Episode 2. Germany in Argentina
by Kipras Kaukenas
by Kipras Kaukenas
I am in a little town called Bilduungstad. The name might say it all, considering the fact I am in Argentina. It’s a German town sequestered between gray serpentines, surrounded by lucid and Colgate toothpaste patterned sierras. The architecture is purely German. Tiny cottage houses made of red bricks stretch through the streets, some of which still have thatched roofs under which, hanging by the gable, you can see some haughty, terrifying, and too familiar coats of arms basking in Argentina’s sun. Young fair-headed Aryans running past me fill the pavements and wary old ladies in checkered aprons, hunched, with sprinklers in their hands watering various plants, mesmerize me through their monotonic existence.
I cannot help but think how these people ended up here. The image of a submarine, like some Noah’s Ark, is filled with everything German, sauerkraut, beer, Hegel’s books, and whatnot, preparing for the trip to the destined land of Patagonia, are upsurging my mind’s eye. I am trying to fill the loose pieces and complete this puzzle. Who could have anticipated their arrival? And here they are in their fated destination, with preserved history and culture and perhaps even purposefully ambiguous to everything that’s happening outside this little bubble, for they have everything that’s needed for a German soul to thrive. Why haven’t I heard of their existence in these lands, this exotic and odd phenomenon, through some source or another? Maybe I’ve witnessed even more inconceivable things by an accident click on YouTube or a story of a friend who told about his own accident click, but being here, in this pure actuality, pulverizes all beliefs and from now on I am more inclined to believe in ghosts or myths.
“Was ist das?”
I look at his innocent and curious eyes, perplexed, and simply smile. I raise my hands and shrug my shoulders and he inquires further, “du sprichst nicht Deutsch?”
I shrug my shoulders once more, then he calls his friends and I am surrounded by a bunch of German Argentinian kids who form a semicircle and even take a few steps backward, feeling myself to be an epicenter of this overwhelming dream. My amazement of this phantasmagoria should have ended if it was merely a dream? I pinched myself once more, to the jovial and entertaining reaction of these little bastards, who by now called the adults to join their recently made discovery of a foreign man in their foreign world. And now I stand with my feet rooted to the ground amid more than thirty inquisitive pairs of eyes. From behind the crowd approaches a man in his forties, with a tight jaw and barely any lips, bushy brows; he’s holding out to me a clay mug with the liquid I couldn’t mistake for anything else in the world. It’s beer! And as I take the beer mug, he exclaims: “Wilkommen in Deutschland lieber besucher.”

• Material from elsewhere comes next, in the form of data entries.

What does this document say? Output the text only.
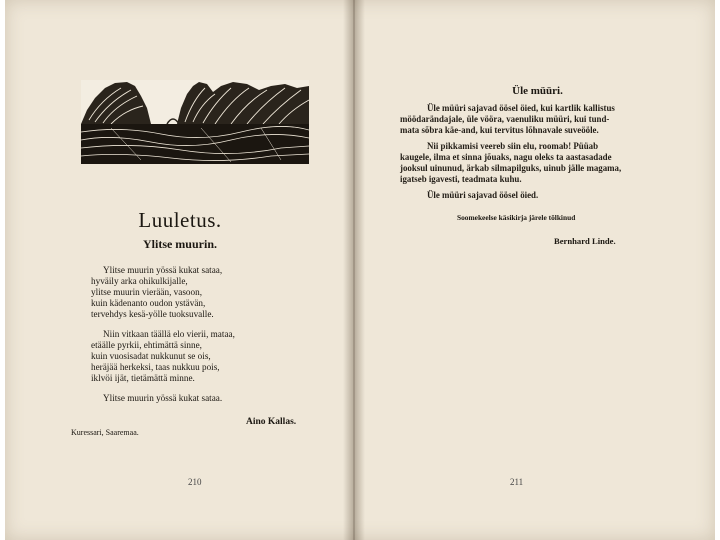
Luuletus.
Ylitse muurin.
Ylitse muurin yössä kukat sataa,
hyväily arka ohikulkijalle,
ylitse muurin vierään, vasoon,
kuin kädenanto oudon ystävän,
tervehdys kesä-yölle tuoksuvalle.
Niin vitkaan täällä elo vierii, mataa,
etäälle pyrkii, ehtimättä sinne,
kuin vuosisadat nukkunut se ois,
heräjää herkeksi, taas nukkuu pois,
iklvöi ijät, tietämättä minne.
Ylitse muurin yössä kukat sataa.
Aino Kallas.
Kuressari, Saaremaa.
210
Üle müüri.
Üle müüri sajavad öösel öied, kui kartlik kallistus
möödarändajale, üle vööra, vaenuliku müüri, kui tund-
mata sõbra käe-and, kui tervitus lõhnavale suveööle.
Nii pikkamisi veereb siin elu, roomab! Püüab
kaugele, ilma et sinna jõuaks, nagu oleks ta aastasadade
jooksul uinunud, ärkab silmapilguks, uinub jälle magama,
igatseb igavesti, teadmata kuhu.
Üle müüri sajavad öösel öied.
Soomekeelse käsikirja järele tõlkinud
Bernhard Linde.
211
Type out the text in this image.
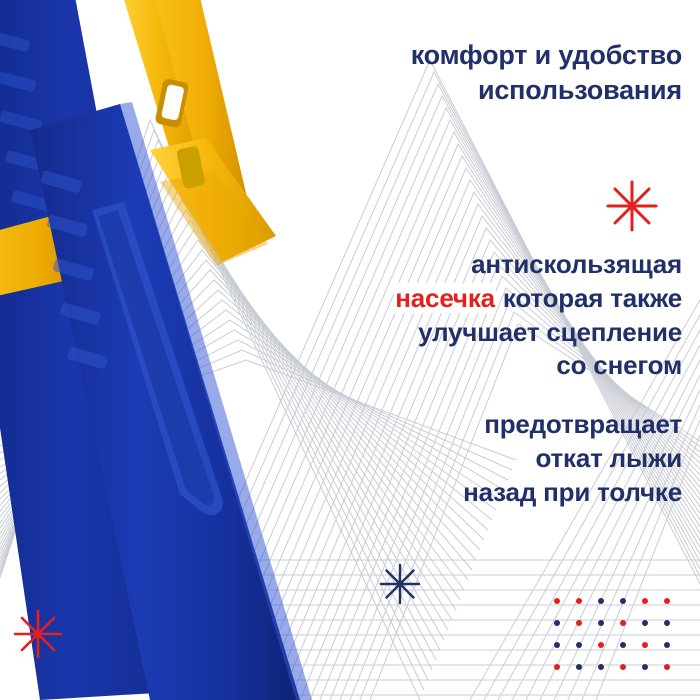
комфорт и удобство
использования
антискользящая
насечка которая также
улучшает сцепление
со снегом
предотвращает
откат лыжи
назад при толчке
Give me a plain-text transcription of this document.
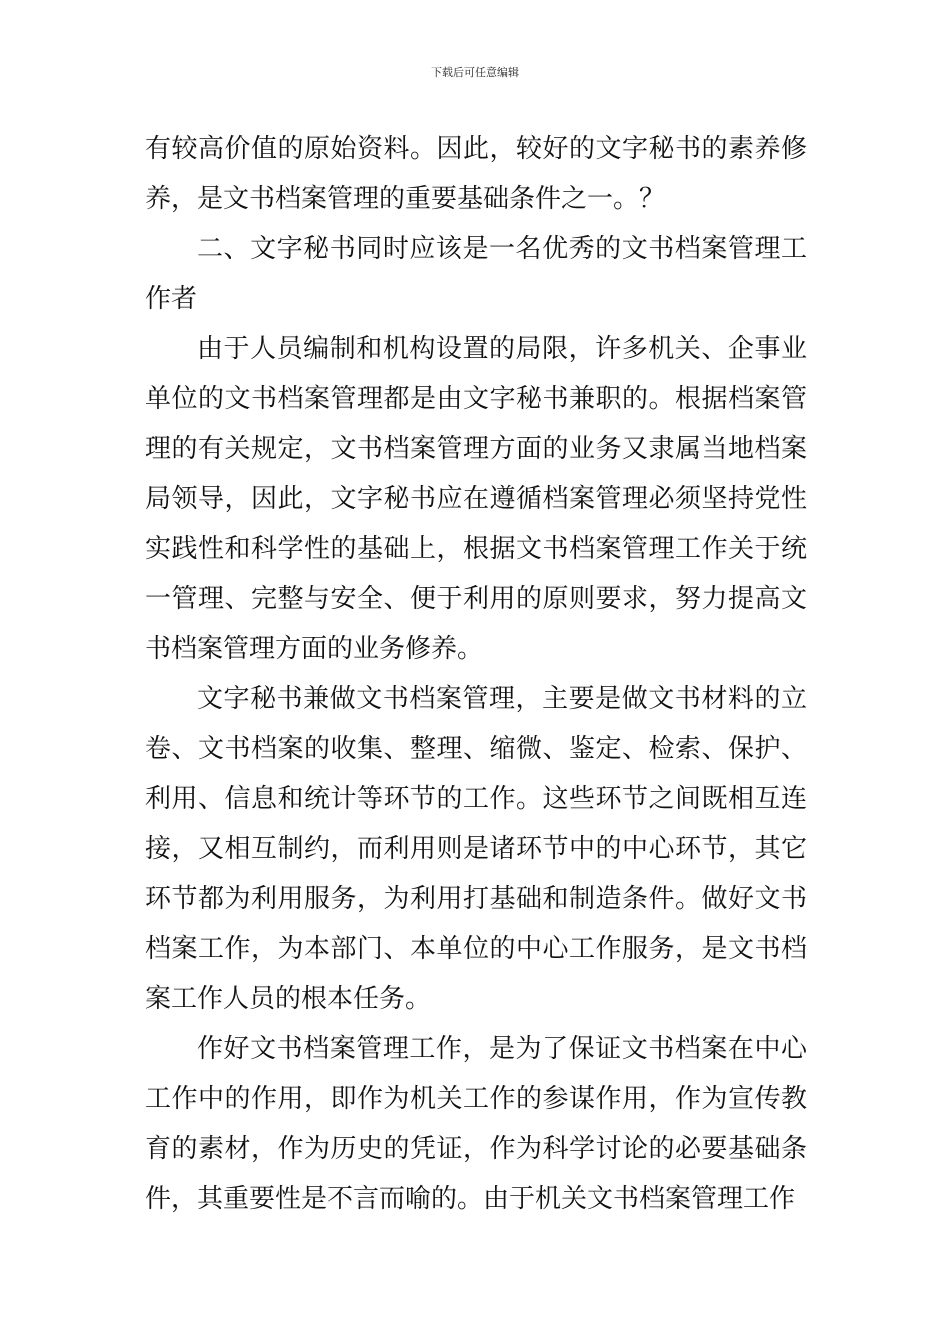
下载后可任意编辑

有较高价值的原始资料。因此，较好的文字秘书的素养修养，是文书档案管理的重要基础条件之一。？

二、文字秘书同时应该是一名优秀的文书档案管理工作者

由于人员编制和机构设置的局限，许多机关、企事业单位的文书档案管理都是由文字秘书兼职的。根据档案管理的有关规定，文书档案管理方面的业务又隶属当地档案局领导，因此，文字秘书应在遵循档案管理必须坚持党性实践性和科学性的基础上，根据文书档案管理工作关于统一管理、完整与安全、便于利用的原则要求，努力提高文书档案管理方面的业务修养。

文字秘书兼做文书档案管理，主要是做文书材料的立卷、文书档案的收集、整理、缩微、鉴定、检索、保护、利用、信息和统计等环节的工作。这些环节之间既相互连接，又相互制约，而利用则是诸环节中的中心环节，其它环节都为利用服务，为利用打基础和制造条件。做好文书档案工作，为本部门、本单位的中心工作服务，是文书档案工作人员的根本任务。

作好文书档案管理工作，是为了保证文书档案在中心工作中的作用，即作为机关工作的参谋作用，作为宣传教育的素材，作为历史的凭证，作为科学讨论的必要基础条件，其重要性是不言而喻的。由于机关文书档案管理工作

“Ich bin out…” I try to say, but I fall short, and my attempts are drowned in the merry tumultuous laughter of children who are now pulling me by the arm and tucking onto my heavy backpack. I think I’ll never leave this place; they’ll imprison me as some exhibition piece, as something not German. I chug my beer and try to bid my adieu. At last, I manage to escape the clutches of those little beasts and find an escape from the crowd. I turn my gaze to their direction for the last time and see a horde of German souls investigating my every moment, just like I do theirs.